Yıl 1925, iki yıl önce, Cumhuriyetin ilan edildiği yılda, 17 Şubat-4 Mart 1923 tarihleri arasında İzmir İktisat Kongresi’nde devletin ekonomi yol haritası çıkarılmaya çalışılmış, bir taraftan tarımda düzenlemelere gidilmiş, sanayileşme çabası olarak da Teşvik-i Sanayi kanunu çıkarılmıştır. Bu gelişmelerle hızlı bir kalkınma amaçlanmıştır. Bu konuda program ve yöntem olarak Gazi Mustafa Kemal Atatürk; “Eskimiş teknolojileri değil, en yeni teknolojiyi ülkeye getirmediğimiz sürece, yabancı ülkelere bağımlı olmaktan kurtulamayız. Bunun için de bir yandan mümkün olduğu kadar kemerleri sıkarak kendi yağımızla kavrulacak, bir yandan da yeni parasal kaynaklar yaratarak çağdaş teknolojilerin en yenilerini topraklarımıza taşıyacağız. Biz, yeni ve genç bir Türkiye kuruyoruz. Dost, düşman ülkelerin geride kalmış teknolojilerine gereksinmemiz yok. Ya en yenisini kurar, onlarla boy ölçüşürüz ya da biraz daha sabreder, bunu yapabilecek güce erişmemizi bekleriz” demiştir.

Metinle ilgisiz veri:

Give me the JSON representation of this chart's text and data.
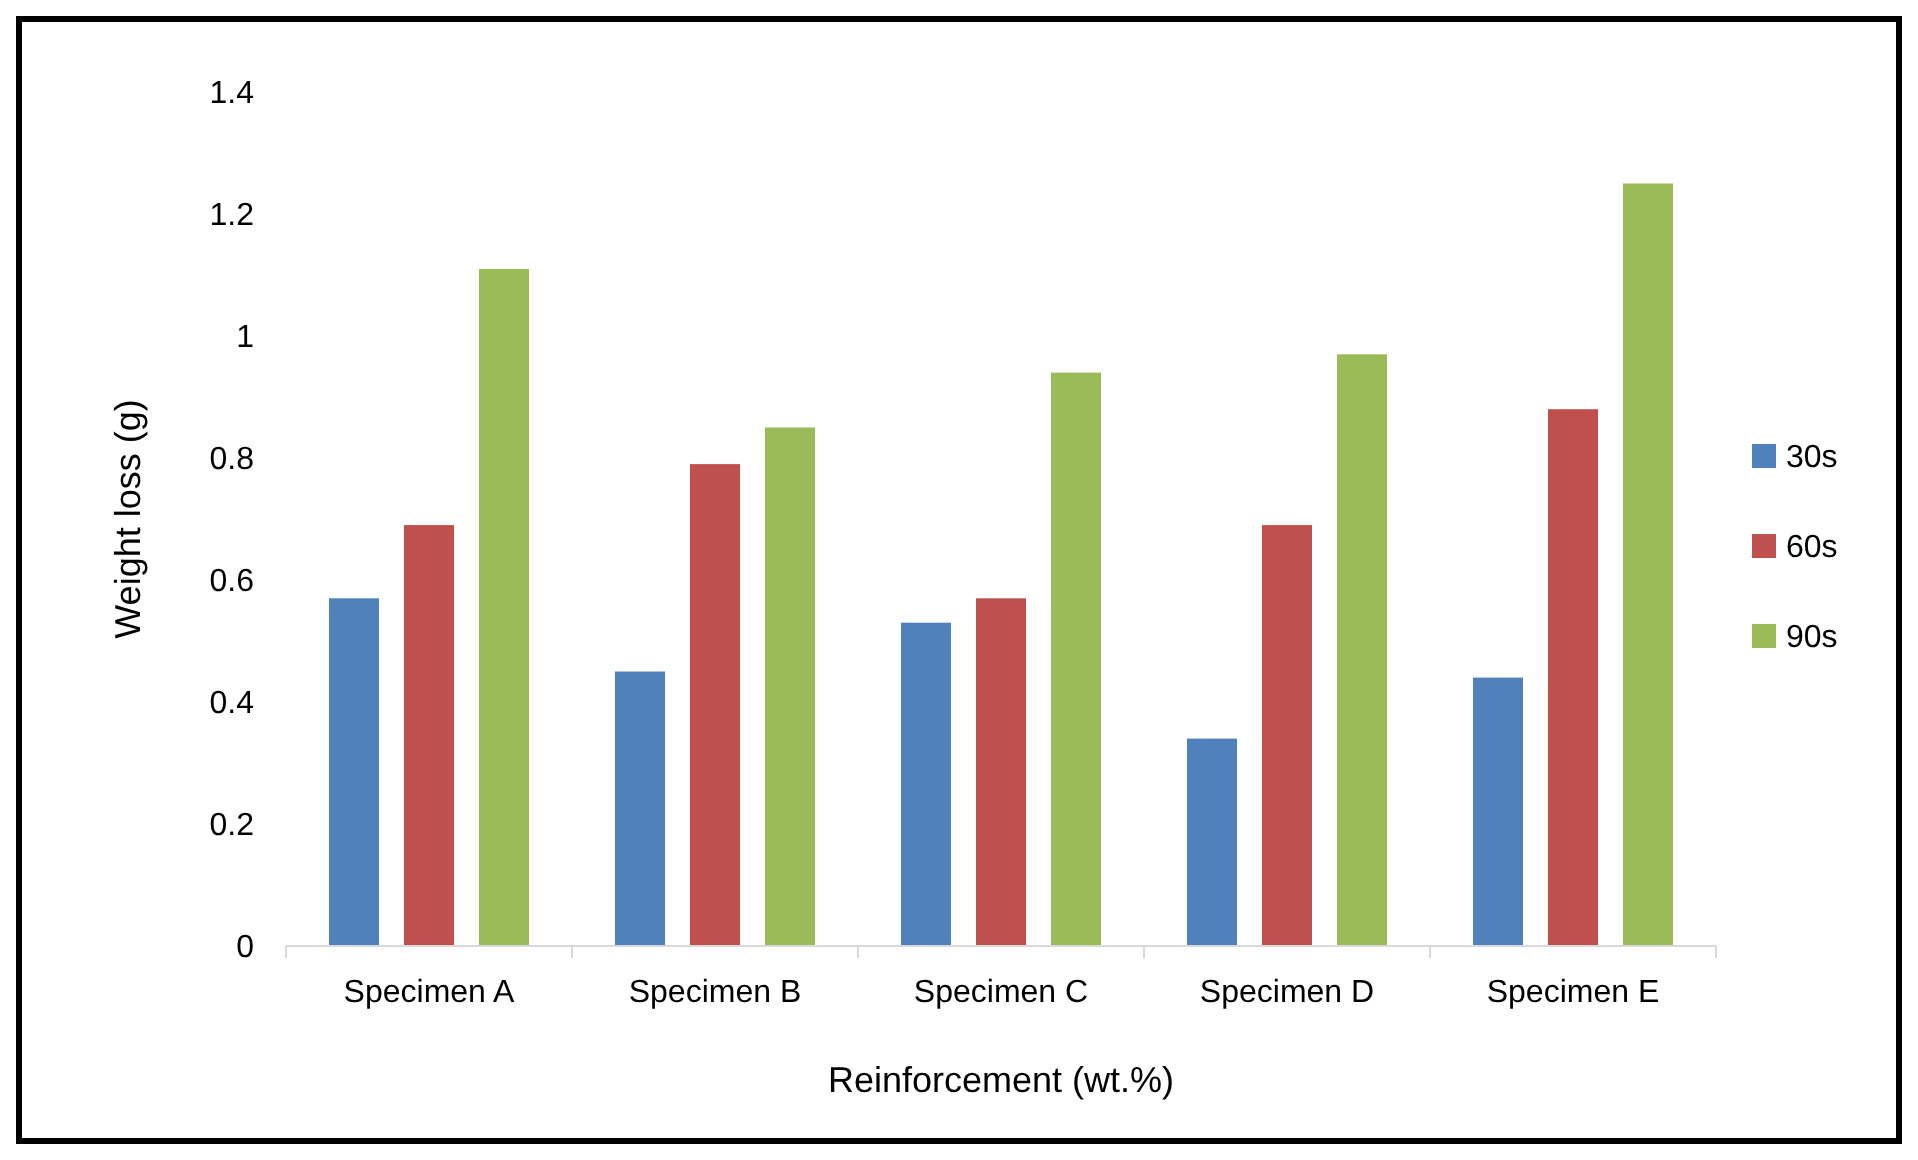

Bu yöntem ve program çerçevesinde, havacılık alanında 1925 yılında Kayseri’de TOMTAŞ (Tayyare ve Motor Türk Anonim Şirketi) uçak fabrikası Kurulmuştur. Bu alandaki alanındaki gelişmelerde yaşanan sürece gelince; fabrika 1926’da, Alman Junkers firmasıyla, Türkiye Cumhuriyeti Hükümeti arasındaki anlaşmasıyla, Tayyare ve Motor Türk Anonim Şirketi (TOMTAŞ) adı altında açıldı. 1928 yılında, Junkers firmasının kendi ülkesinde yaşadıkları sorunlar ve antlaşma yükümlülüklerini yerine getirmemesi sonucu fabrika iflas etti ve Türk Tayyare Cemiyeti fabrikayı satın aldı. 1931 yılına gelindiğinde Millî Savunma Bakanlığı Hava Müsteşarlığı tarafından yeniden açıldı. Arkasından Eskişehir uçak bakım merkezi, Etimesgut uçak fabrikası, Uçak Motoru fabrikası, Ankara Rüzgar tüneli ve iki özel müteşebbis, Vecihi Hürkuş’un Kadıköy’de, Nuri Demirağ’ın Beşiktaş’ta uçak fabrikaları ve uçak yapım çalışmaları devam etmiştir. Geçen sürede genç cumhuriyetimiz yaklaşık 212 uçak üretmiş ve bazı ülkelerde satmıştır. Nuri Demirağ ilk yolcu uçağını üreterek uçuşlar düzenlemiştir. Kayseri uçak fabrikası o dönemde dünyanın sayılı büyüklükte fabrikası ve Ankara rüzgar tüneli ise Avrupa ve Ortadoğu’nun en büyüğüydü.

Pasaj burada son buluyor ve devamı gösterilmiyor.